What if my cycle isn't 28 days?▾
Adjust the cycle length input — each day longer than 28 shifts the estimated due date one day later, since ovulation (and conception) happens proportionally later. The calculator uses (cycle length − 28) as the adjustment. For very irregular cycles a first-trimester dating ultrasound is more reliable; that's the standard your OB-GYN will use to set the official due date if it's available.
Will my baby actually arrive on the due date?▾
Only about 4% of US babies are born on their exact estimated due date. Most arrive within roughly 37–42 weeks of LMP — what ACOG and the NIH define as 'term'. Specifically: early term (37 0/7 to 38 6/7), full term (39 0/7 to 40 6/7), late term (41 0/7 to 41 6/7), and post-term (42 0/7 and beyond). Induction is commonly discussed at 41 weeks and recommended by 42.
When does each trimester start?▾
Trimester 1 runs from LMP through week 13, trimester 2 from week 14 through week 27, and trimester 3 from week 28 to delivery. The boundaries are clinical conventions, not biological events — they roughly mark the end of organogenesis (T1), the more comfortable middle phase (T2), and the third-trimester growth phase (T3).
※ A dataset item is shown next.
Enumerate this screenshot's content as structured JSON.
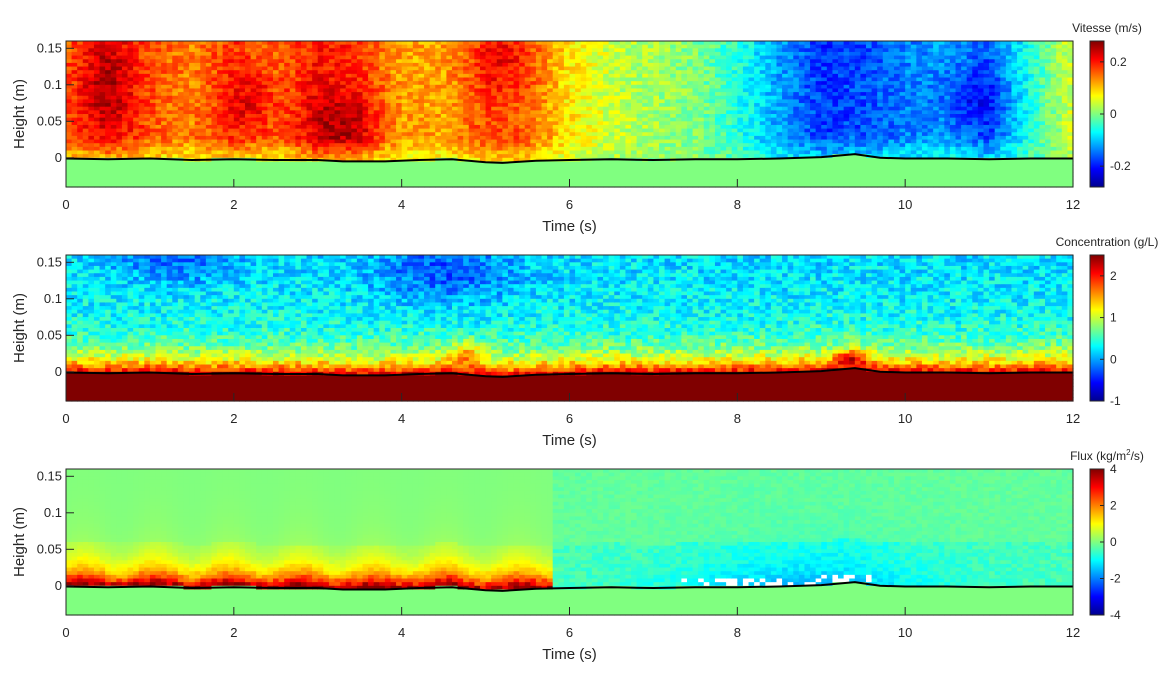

Major prenatal milestones include the first prenatal visit at 8–10 weeks, the anatomy scan at 18–22 weeks, glucose screening at 24–28 weeks, and Group B Strep at 35–37 weeks.
When should I see my OB-GYN about a pregnancy?▾
ACOG recommends scheduling the first prenatal visit between 8 and 10 weeks. At that visit you'll typically have an exam, lab work (blood type, Rh status, infectious-disease screening), and often a dating ultrasound. Earlier contact is fine — and important if you have specific risk factors or pre-existing conditions — but the formal prenatal care schedule kicks off around weeks 8–10 with monthly visits through week 28, then more frequent visits later.